Time to Ban BPA?
While the feds struggle with their own assessment of the chemical, several states enact bans.
Bisphenol-a, or BPA, can be found in most food and beverage containers. Mainly used in the production of plastics, such as water bottles, sunglasses and computer cases, the chemical has been blamed for accelerating puberty; increasing the risk of cancer, heart disease and diabetes in adults; and harmfully affecting brain development and behavior in fetuses and young children. Still, the U.S. Food and Drug Administration (FDA) says BPA levels in American products are safe. Several states, however, disagree.

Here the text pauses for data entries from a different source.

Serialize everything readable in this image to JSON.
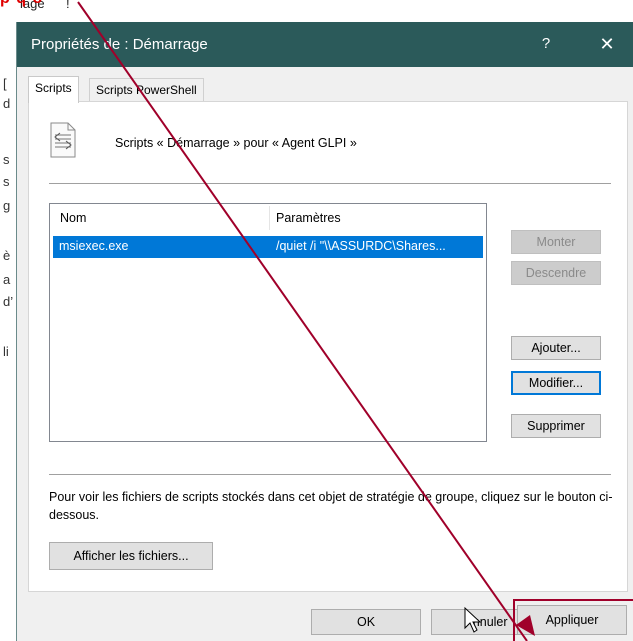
{
  "background": {
    "menu_fragment_1": "lage",
    "menu_fragment_2": "!",
    "annotation_text": "p q́ o",
    "left_glyphs": [
      "[",
      "d",
      "s",
      "s",
      "g",
      "è",
      "a",
      "d’",
      "li"
    ]
  },
  "dialog": {
    "title": "Propriétés de : Démarrage",
    "help_symbol": "?",
    "close_symbol": "✕",
    "tabs": [
      {
        "label": "Scripts",
        "selected": true
      },
      {
        "label": "Scripts PowerShell",
        "selected": false
      }
    ],
    "heading": "Scripts « Démarrage » pour « Agent GLPI »",
    "list": {
      "columns": [
        "Nom",
        "Paramètres"
      ],
      "rows": [
        {
          "name": "msiexec.exe",
          "params": "/quiet /i \"\\\\ASSURDC\\Shares..."
        }
      ]
    },
    "side_buttons": {
      "monter": "Monter",
      "descendre": "Descendre",
      "ajouter": "Ajouter...",
      "modifier": "Modifier...",
      "supprimer": "Supprimer"
    },
    "info_text": "Pour voir les fichiers de scripts stockés dans cet objet de stratégie de groupe, cliquez sur le bouton ci-dessous.",
    "show_files_button": "Afficher les fichiers...",
    "footer_buttons": {
      "ok": "OK",
      "annuler": "Annuler",
      "appliquer": "Appliquer"
    }
  },
  "colors": {
    "titlebar": "#2b5a5a",
    "selection": "#0078d7",
    "annotation": "#a0002a"
  }
}
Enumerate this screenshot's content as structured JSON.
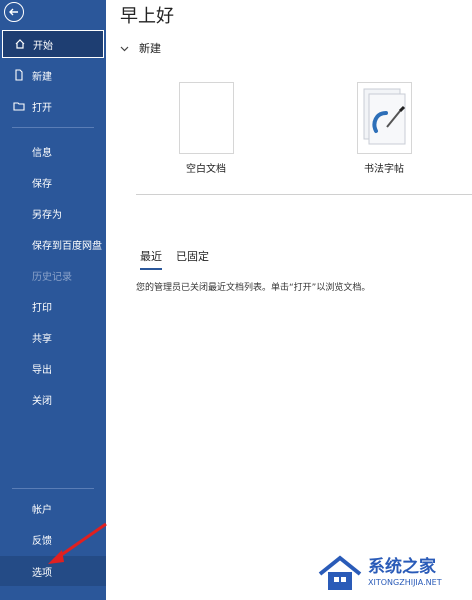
{
  "sidebar": {
    "items": [
      {
        "label": "开始",
        "icon": "home-icon"
      },
      {
        "label": "新建",
        "icon": "new-document-icon"
      },
      {
        "label": "打开",
        "icon": "open-folder-icon"
      },
      {
        "label": "信息"
      },
      {
        "label": "保存"
      },
      {
        "label": "另存为"
      },
      {
        "label": "保存到百度网盘"
      },
      {
        "label": "历史记录"
      },
      {
        "label": "打印"
      },
      {
        "label": "共享"
      },
      {
        "label": "导出"
      },
      {
        "label": "关闭"
      }
    ],
    "bottom_items": [
      {
        "label": "帐户"
      },
      {
        "label": "反馈"
      },
      {
        "label": "选项"
      }
    ]
  },
  "main": {
    "greeting": "早上好",
    "new_section": {
      "title": "新建",
      "templates": [
        {
          "label": "空白文档"
        },
        {
          "label": "书法字帖"
        }
      ]
    },
    "tabs": [
      {
        "label": "最近"
      },
      {
        "label": "已固定"
      }
    ],
    "notice": "您的管理员已关闭最近文档列表。单击“打开”以浏览文档。"
  },
  "watermark": {
    "name": "系统之家",
    "url": "XITONGZHIJIA.NET"
  },
  "colors": {
    "sidebar": "#2b579a",
    "sidebar_active": "#1e3e72",
    "annotation_arrow": "#e02020"
  }
}
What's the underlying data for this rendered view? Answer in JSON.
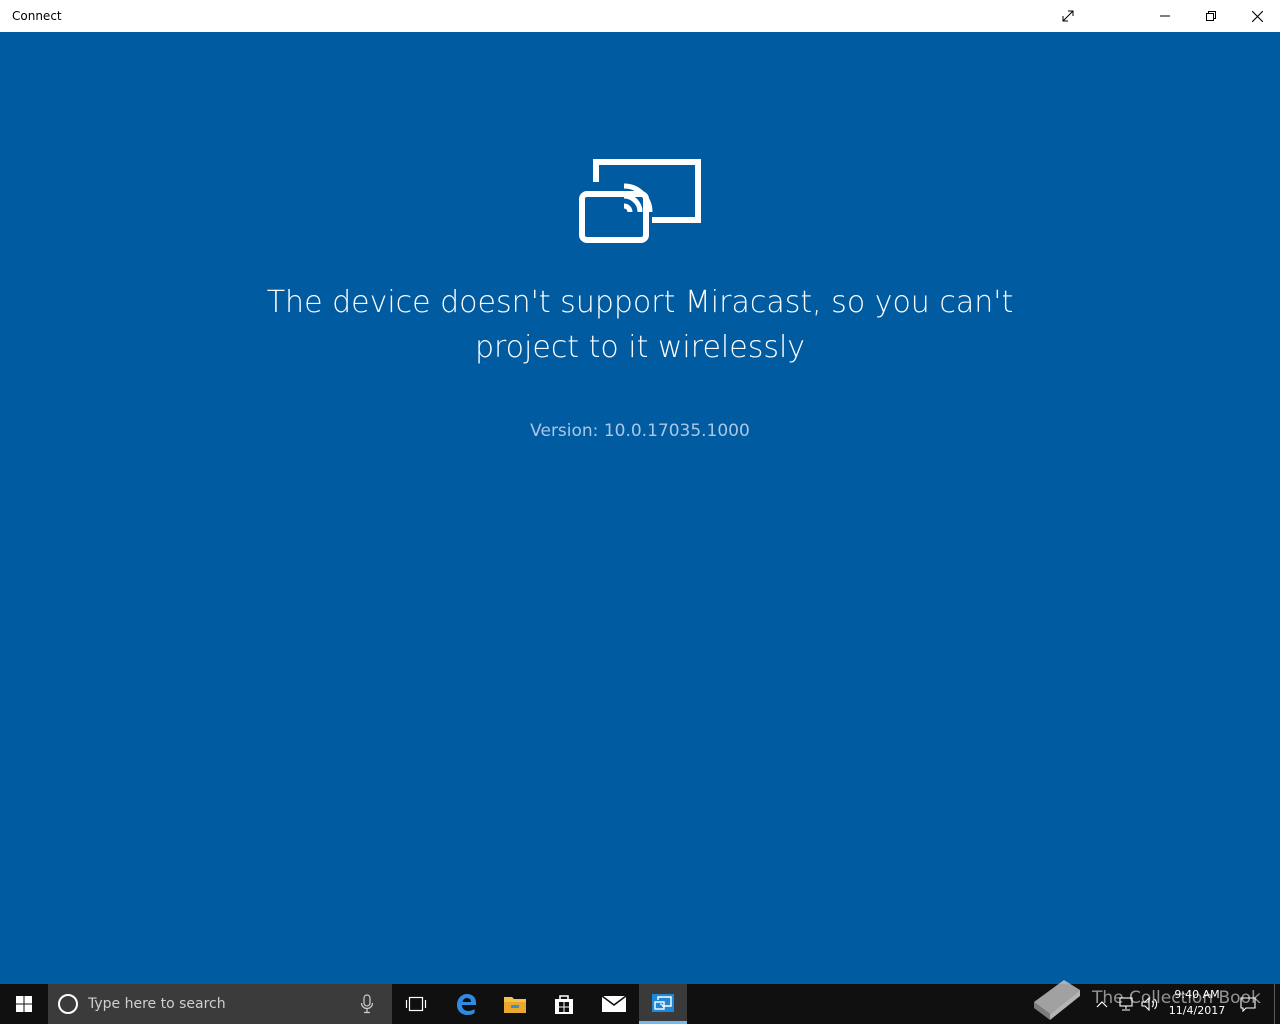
{
  "window": {
    "title": "Connect"
  },
  "main": {
    "message": "The device doesn't support Miracast, so you can't project to it wirelessly",
    "version": "Version: 10.0.17035.1000",
    "icon": "project-cast-icon"
  },
  "taskbar": {
    "search_placeholder": "Type here to search",
    "apps": [
      "task-view-icon",
      "edge-icon",
      "file-explorer-icon",
      "store-icon",
      "mail-icon",
      "connect-icon"
    ],
    "time": "9:40 AM",
    "date": "11/4/2017",
    "watermark": "The Collection Book"
  },
  "colors": {
    "background": "#005ba1",
    "taskbar": "#101010",
    "search_box": "#3b3b3b",
    "accent": "#76b9ed"
  }
}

Since 2009, a handful of states have passed laws banning BPA in consumer products. Minnesota and Connecticut became the first states to pass legislation banning the chemical. Minnesota’s law prohibits BPA in spill-proof cups and baby bottles, while Connecticut’s law includes a ban on its use in cans, jars and reusable food and beverage containers. In 2010, Maryland, Massachusetts, New York and Wisconsin banned BPA from young children’s products. Also in 2010, Vermont and Washington state passed similar but more aggressive legislation that bans BPA in sports bottles, and reusable food and beverage containers.
Although the FDA acknowledges that some recent studies demonstrate a correlation between BPA exposure and health complications in young children, the agency also cites uncertainties with some research methods. While the FDA is in the process of reviewing additional BPA-related studies, federal officials have yet to declare any bans on the chemical’s use in consumer products, and currently recommend that families not worry about the chemical’s presence in products.
Even before this wave of state BPA bans, some governments had already taken steps to remove the chemical from products. In 2008, Canada became the first country to ban BPA in baby bottles. Chicago followed suit in 2009 by banning the sale of baby bottles and spill-proof cups produced with traces of BPA.
However, not all states have been successful in passing such laws. Last year, bills to ban BPA failed to gain Senate approval in California and Oregon. Ivy Sager-Rosenthal, campaign director at the Washington Toxics Coalition, blames the chemical industry. "The chemical industry is really good at questioning the science around BPA," she says. "And they’re really good at using their industry experts to confuse the issue." Some arguments against such bans also question the availability of alternative, BPA-free products. According to Sager-Rosenthal, certain states have answered by initiating programs to identify or develop safer alternatives.
More states are expected to ban the chemical from consumer products this year, but advocates hope to see action taken at the federal level instead. "Eventually Congress is going to have to act and find a national solution," says Sager-Rosenthal. "Not just for BPA and baby bottles, but for all chemicals in products."